Bernard Plossu ha ripreso l’Italia in ogni stagione, con una particolare predilizione per il ‘brutto tempo’, che secondo l’autore di Voyage vers l’Italie (2004) equivale al bel tempo della fotografia; di notte come di giorno, nella luce eclatante percepita a mezzogiorno, cosi’ come durante la ‘non luce’ del crepuscolo, quando tutte le cose man mano si offuscano, gli scatti di Plossu riprendono tutto: i paesaggi, le persone, gli ambienti, l’architettura, il presente, il passato, il futuro e la poesia. Con il semplice equipaggiamento di una vecchia Nikkomarts, che possiede la metà dei suoi anni, munito di un obiettivo di 50 mm, lo stile che affiora nelle fotografie di Plossu si conferma nella sua intenzione di non deformare il reale, sulla base di un metodo ispirato alla corrente dalla Novelle Vague, la stessa che ha introdotto la videocamera da spalla e che ha affermato il trionfo della coscienza visiva.
Privilegiando gli scatti in bianco e nero, Plossu si considera un adepto della tecnica di ‘Fresson’, cosiddetta charbon satin – ovvero il tiraggio del colore opaco su carbone. Per rendersene conto è opportuno osservare le foto fatte in chiaroscuro tra Roma, Milano, Palermo, Ventotene e Stromboli, cosi’ come gli scatti semplicemente realizzati dai finestrini del treno, dove sembra che il reporter si lasci guidare dall’istinto degli occhi. D’altro canto è evidente il modo in cui nelle fotografie a colori la luminosità risulti diffusa e priva di centro, fattore che contribuisce a risaltarne le qualità oniriche e surreali; in questo senso, è proprio nella poetica del surrealismo e della metafisica che l’artista trova una delle sue principali fonti d’ispirazione. Lanciandosi in un possibile paragone con la pittura,le opere di Plossu sembrano animate da una vitalità segreta, un’energia recondita che si ritrova nelle tele di Max Ernst e Giorgio De Chirico, dove il difetto innato della rappresentazione viene dissimulato.

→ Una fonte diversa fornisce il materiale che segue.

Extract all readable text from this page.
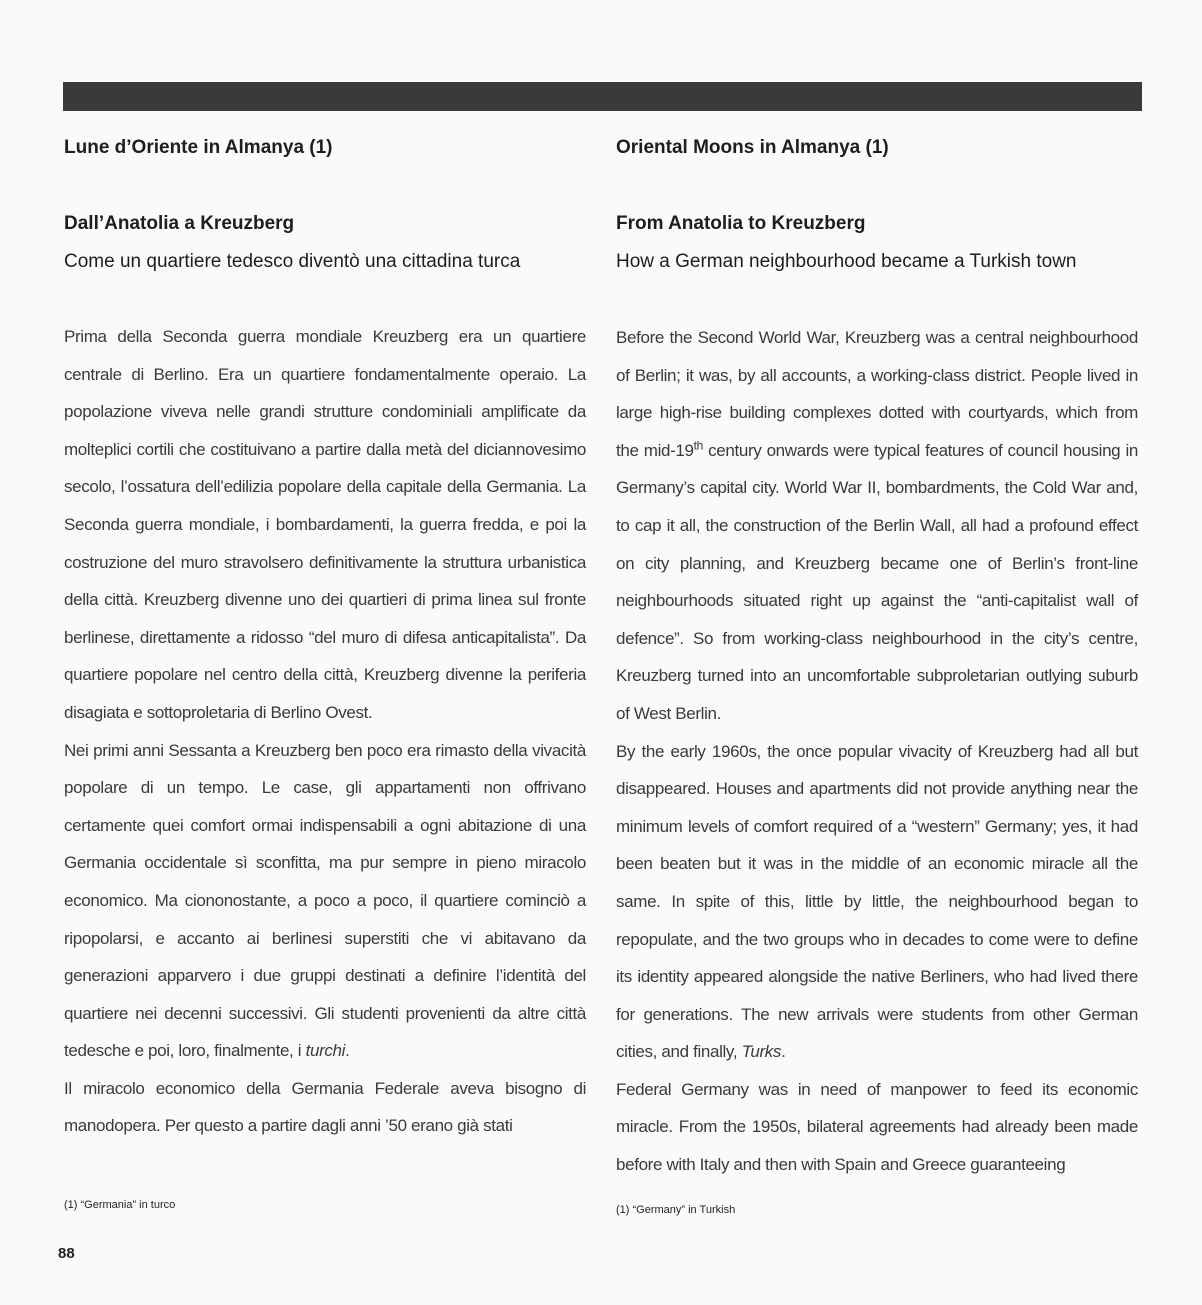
Lune d’Oriente in Almanya (1)
Dall’Anatolia a Kreuzberg
Come un quartiere tedesco diventò una cittadina turca

Prima della Seconda guerra mondiale Kreuzberg era un quartiere centrale di Berlino. Era un quartiere fondamentalmente operaio. La popolazione viveva nelle grandi strutture condominiali amplificate da molteplici cortili che costituivano a partire dalla metà del diciannovesimo secolo, l’ossatura dell’edilizia popolare della capitale della Germania. La Seconda guerra mondiale, i bombardamenti, la guerra fredda, e poi la costruzione del muro stravolsero definitivamente la struttura urbanistica della città. Kreuzberg divenne uno dei quartieri di prima linea sul fronte berlinese, direttamente a ridosso “del muro di difesa anticapitalista”. Da quartiere popolare nel centro della città, Kreuzberg divenne la periferia disagiata e sottoproletaria di Berlino Ovest.

Nei primi anni Sessanta a Kreuzberg ben poco era rimasto della vivacità popolare di un tempo. Le case, gli appartamenti non offrivano certamente quei comfort ormai indispensabili a ogni abitazione di una Germania occidentale sì sconfitta, ma pur sempre in pieno miracolo economico. Ma ciononostante, a poco a poco, il quartiere cominciò a ripopolarsi, e accanto ai berlinesi superstiti che vi abitavano da generazioni apparvero i due gruppi destinati a definire l’identità del quartiere nei decenni successivi. Gli studenti provenienti da altre città tedesche e poi, loro, finalmente, i turchi.

Il miracolo economico della Germania Federale aveva bisogno di manodopera. Per questo a partire dagli anni ’50 erano già stati

(1) “Germania” in turco
Oriental Moons in Almanya (1)
From Anatolia to Kreuzberg
How a German neighbourhood became a Turkish town

Before the Second World War, Kreuzberg was a central neighbourhood of Berlin; it was, by all accounts, a working-class district. People lived in large high-rise building complexes dotted with courtyards, which from the mid-19th century onwards were typical features of council housing in Germany’s capital city. World War II, bombardments, the Cold War and, to cap it all, the construction of the Berlin Wall, all had a profound effect on city planning, and Kreuzberg became one of Berlin’s front-line neighbourhoods situated right up against the “anti-capitalist wall of defence”. So from working-class neighbourhood in the city’s centre, Kreuzberg turned into an uncomfortable subproletarian outlying suburb of West Berlin.

By the early 1960s, the once popular vivacity of Kreuzberg had all but disappeared. Houses and apartments did not provide anything near the minimum levels of comfort required of a “western” Germany; yes, it had been beaten but it was in the middle of an economic miracle all the same. In spite of this, little by little, the neighbourhood began to repopulate, and the two groups who in decades to come were to define its identity appeared alongside the native Berliners, who had lived there for generations. The new arrivals were students from other German cities, and finally, Turks.

Federal Germany was in need of manpower to feed its economic miracle. From the 1950s, bilateral agreements had already been made before with Italy and then with Spain and Greece guaranteeing

(1) “Germany” in Turkish
88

I luoghi come le persone. Bernard Plossu è affascinato dai volti e dalle opere degli artisti italiani. Tra le sue foto si possono trovare sia scatti ricorrenti di pittori del calibro di Carlo Carrà, Campigli, Morandi che ispirazioni fotografico-letterarie pertinenti a Emilio Gadda, Rosetta Loy, Giuseppe Bonaviri, Andrea Camilleri, Cesare Pavese e Italo Svevo. Per non tralasciare il cinema, da cui l’artista riprende diverse suggestioni artistiche, soprattutto per quanto riguarda i film realizzati tra gli anni sessanta e settanta, basti pensare alla Notte e all’Eclisse di Michelangelo Antonioni. Il principio guida riscontrabile nelle opere di Plossu si riflette in un duplice riconoscimento dei luoghi; se da un lato le sue fotografie non trasmettono alcun tipo di giudizio o celebrazione aprioristica, dall’altro spicca una sensazione di specificità percepibile fisicamente all’occhio nudo dell’osservatore. Per riprendere le parole di Walter Guadagnani, esperto di storia della fotografia, in ogni scatto Plossu crea una sensazione di complicità, capace di suggerire un’esperienza condivisa e non soltanto la visione dell’immagine.